Chaos and Dynamical Systems
Author: David P. Feldman
Publisher: Princeton University Press
ISBN: 0691161526
Category : Mathematics
Languages : en
Pages : 262
Book Description
Chaos and Dynamical Systems presents an accessible, clear introduction to dynamical systems and chaos theory, important and exciting areas that have shaped many scientific fields. While the rules governing dynamical systems are well-specified and simple, the behavior of many dynamical systems is remarkably complex. Of particular note, simple deterministic dynamical systems produce output that appears random and for which long-term prediction is impossible. Using little math beyond basic algebra, David Feldman gives readers a grounded, concrete, and concise overview. In initial chapters, Feldman introduces iterated functions and differential equations. He then surveys the key concepts and results to emerge from dynamical systems: chaos and the butterfly effect, deterministic randomness, bifurcations, universality, phase space, and strange attractors. Throughout, Feldman examines possible scientific implications of these phenomena for the study of complex systems, highlighting the relationships between simplicity and complexity, order and disorder. Filling the gap between popular accounts of dynamical systems and chaos and textbooks aimed at physicists and mathematicians, Chaos and Dynamical Systems will be highly useful not only to students at the undergraduate and advanced levels, but also to researchers in the natural, social, and biological sciences.
Publisher: Princeton University Press
ISBN: 0691161526
Category : Mathematics
Languages : en
Pages : 262
Book Description
Chaos and Dynamical Systems presents an accessible, clear introduction to dynamical systems and chaos theory, important and exciting areas that have shaped many scientific fields. While the rules governing dynamical systems are well-specified and simple, the behavior of many dynamical systems is remarkably complex. Of particular note, simple deterministic dynamical systems produce output that appears random and for which long-term prediction is impossible. Using little math beyond basic algebra, David Feldman gives readers a grounded, concrete, and concise overview. In initial chapters, Feldman introduces iterated functions and differential equations. He then surveys the key concepts and results to emerge from dynamical systems: chaos and the butterfly effect, deterministic randomness, bifurcations, universality, phase space, and strange attractors.
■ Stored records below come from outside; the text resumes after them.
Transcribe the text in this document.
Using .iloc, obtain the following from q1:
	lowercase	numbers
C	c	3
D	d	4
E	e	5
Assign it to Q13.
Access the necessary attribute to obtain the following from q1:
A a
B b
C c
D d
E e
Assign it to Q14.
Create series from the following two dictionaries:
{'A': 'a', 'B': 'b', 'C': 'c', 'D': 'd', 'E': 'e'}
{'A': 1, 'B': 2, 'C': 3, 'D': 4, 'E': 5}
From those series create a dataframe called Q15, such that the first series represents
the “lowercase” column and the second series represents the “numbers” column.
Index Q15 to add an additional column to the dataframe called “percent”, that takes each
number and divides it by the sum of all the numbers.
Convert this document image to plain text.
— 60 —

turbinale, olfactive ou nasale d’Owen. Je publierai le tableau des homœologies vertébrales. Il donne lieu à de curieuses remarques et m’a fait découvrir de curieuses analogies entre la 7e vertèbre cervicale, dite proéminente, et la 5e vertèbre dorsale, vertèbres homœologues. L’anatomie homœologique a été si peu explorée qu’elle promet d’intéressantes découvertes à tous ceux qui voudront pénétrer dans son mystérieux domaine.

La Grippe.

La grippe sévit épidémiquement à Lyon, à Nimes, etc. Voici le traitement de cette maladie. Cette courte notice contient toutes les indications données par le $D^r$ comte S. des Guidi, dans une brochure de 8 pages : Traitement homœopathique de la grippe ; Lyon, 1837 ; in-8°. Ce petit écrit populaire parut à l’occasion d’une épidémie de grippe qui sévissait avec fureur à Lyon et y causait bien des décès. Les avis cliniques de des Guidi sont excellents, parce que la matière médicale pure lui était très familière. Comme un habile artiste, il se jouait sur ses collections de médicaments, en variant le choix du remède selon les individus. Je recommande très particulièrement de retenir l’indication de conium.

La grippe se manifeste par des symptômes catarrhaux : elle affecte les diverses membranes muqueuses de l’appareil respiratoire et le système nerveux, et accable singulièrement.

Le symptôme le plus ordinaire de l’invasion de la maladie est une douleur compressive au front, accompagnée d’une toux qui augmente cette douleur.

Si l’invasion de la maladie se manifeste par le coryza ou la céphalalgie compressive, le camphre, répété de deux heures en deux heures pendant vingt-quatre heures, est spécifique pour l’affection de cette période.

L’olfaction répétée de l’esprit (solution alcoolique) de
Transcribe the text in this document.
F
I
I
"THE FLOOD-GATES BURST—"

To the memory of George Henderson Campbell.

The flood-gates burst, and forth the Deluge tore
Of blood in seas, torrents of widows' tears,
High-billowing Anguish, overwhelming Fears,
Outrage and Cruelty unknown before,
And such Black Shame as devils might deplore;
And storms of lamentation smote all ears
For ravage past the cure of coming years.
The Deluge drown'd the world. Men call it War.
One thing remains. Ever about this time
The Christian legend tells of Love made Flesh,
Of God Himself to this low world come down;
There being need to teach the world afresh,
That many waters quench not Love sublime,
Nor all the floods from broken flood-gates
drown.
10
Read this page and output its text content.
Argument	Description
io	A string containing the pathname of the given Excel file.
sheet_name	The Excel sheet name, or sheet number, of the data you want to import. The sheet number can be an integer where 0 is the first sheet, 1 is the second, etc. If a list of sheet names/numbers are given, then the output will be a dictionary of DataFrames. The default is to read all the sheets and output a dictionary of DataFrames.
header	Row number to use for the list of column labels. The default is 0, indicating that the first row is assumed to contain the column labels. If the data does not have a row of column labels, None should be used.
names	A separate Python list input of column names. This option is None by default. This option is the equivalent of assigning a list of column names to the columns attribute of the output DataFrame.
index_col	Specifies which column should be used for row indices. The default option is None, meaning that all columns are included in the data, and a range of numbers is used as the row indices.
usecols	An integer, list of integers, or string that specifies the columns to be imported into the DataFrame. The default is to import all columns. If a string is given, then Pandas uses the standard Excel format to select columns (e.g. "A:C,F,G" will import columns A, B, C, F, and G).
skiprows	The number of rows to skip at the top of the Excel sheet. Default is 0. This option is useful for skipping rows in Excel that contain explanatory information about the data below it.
Throughout, Feldman examines possible scientific implications of these phenomena for the study of complex systems, highlighting the relationships between simplicity and complexity, order and disorder. Filling the gap between popular accounts of dynamical systems and chaos and textbooks aimed at physicists and mathematicians, Chaos and Dynamical Systems will be highly useful not only to students at the undergraduate and advanced levels, but also to researchers in the natural, social, and biological sciences.